Daí que as limitações ao direito de afixação são as que estão explícitas no artigo 4º da Lei 97/88 e não as que convêm à Câmara Municipal de Valongo.
        Daí também que seja lamentável, pelo menos, a forma despreocupada como a Câmara e a Assembleia abordam esta questão.
Podemos até aceitar que a CMV queira preservar alguns locais da afixação de propaganda, se esta vontade da autarquia for comedida, se se enquadrar nos preceitos da Lei e se for objecto de consenso entre as forças políticas e sociais actuantes no concelho.
    O ponto 3. é uma transcrição parcial dos critérios de licenciamento e exercício, descritos no artigo 4ª da Lei 97/88 e nada há a comentar a propósito. No entanto, o projecto, já que transcreve estes critérios, devia transcrever os outros, expressos nos pontos 2. e 3. do referido artigo 4º.

    Continuemos:
   No artigo 55º do projecto de regulamento não é claro que deve ser a Câmara a distribuir, de forma equitativa, os espaços por si disponibilizados para afixação de propaganda política.
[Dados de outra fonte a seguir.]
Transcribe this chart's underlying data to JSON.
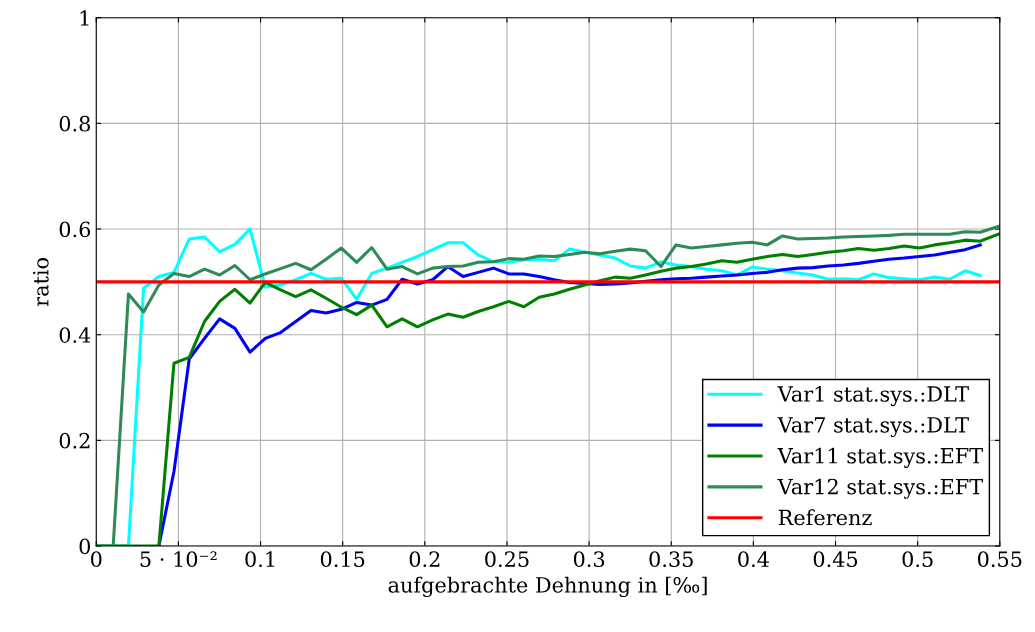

A CNE também se pronunciou diversas vezes sobre esta questão neste sentido.
     No artigo 56º e 58º, que se referem à remoção de propaganda, mais uma vez nos referimos a pareceres da CNE, ao declarar a ilegalidade de tais procedimentos. As Câmaras não podem remover a propaganda e as estruturas que eventualmente a suportem, a não ser em casos de eminente perigo público e, mesmo assim, avisando os promotores da afixação da propaganda. Se houver eventualmente lugar à remoção, devem ser avisados para o fazer os promotores da afixação da propaganda e intimados a removê-la, tal como está definido no artigo 6º da lei 97/88 e apenas nos termos estritos da lei e das limitações à liberdade de propaganda enumeradas no artigo 4º da lei 97/88. 

    Mais adiante, no capítulo VIII, artigo 57º, do projecto de regulamento da Câmara, os atropelos à Constituição e às leis da República, prosseguem, ao definir os actos de propaganda política como contra-ordenações e ao prever a sua punição com coimas.

Esclareça-se tão-só que um articulado destes, que “tipifica e pune como contra-ordenação a afixação e inscrição de propaganda e a manutenção e instalação dos respectivos suportes” foi declarado inconstitucional pelo Tribunal Constitucional, no seu Acórdão Nº 258/2006 (cap. IV-Decisão, alínea d).

    Concluindo:
   Do ponto de vista jurídico, e fazendo apenas a análise superficial que fizemos, é indefensável este projecto de regulamento da Câmara Municipal de Valongo, ao procurar impor restrições que a CR e as leis da República desautorizam em matéria de propaganda política e eleitoral.
    Do ponto de vista político, consideramos muito grave a propensão autoritária da maioria, se calhar não tão conjuntural como isso, formada na Câmara e na Assembleia para tentar impor, a pretexto de preocupações estéticas e ambientais que tanto negligenciam noutros campos, e a coberto de um Regulamento de Publicidade, limitações ao direito de propaganda política, sindical e social, garantido pela Constituição da República Portuguesa e pelas leis do país emanadas dos órgãos que têm legitimidade para regular esta matéria.

    O Partido Comunista Português tem atrás de si meio século de duras lutas, entre elas pelo direito à informação e à liberdade da palavra falada e impressa. A esse meio século devem ser acrescentados mais 30 anos sob o regime democrático em que a mesma luta estrénua e incansável prossegue, pelo direito à divulgação dos nossos ideais e das nossas propostas, contra todos os bloqueios e silenciamentos.

    O PCP defendeu na AM a alteração deste projecto e votou contra a sua aprovação. Vamos continuar a bater-nos pela manutenção da liberdade de propaganda no concelho de Valongo, no campo político, com a apresentação de propostas concretas e racionais, pelo debate democrático, correcto e frontal, como é costume, e no campo jurídico, se preciso for.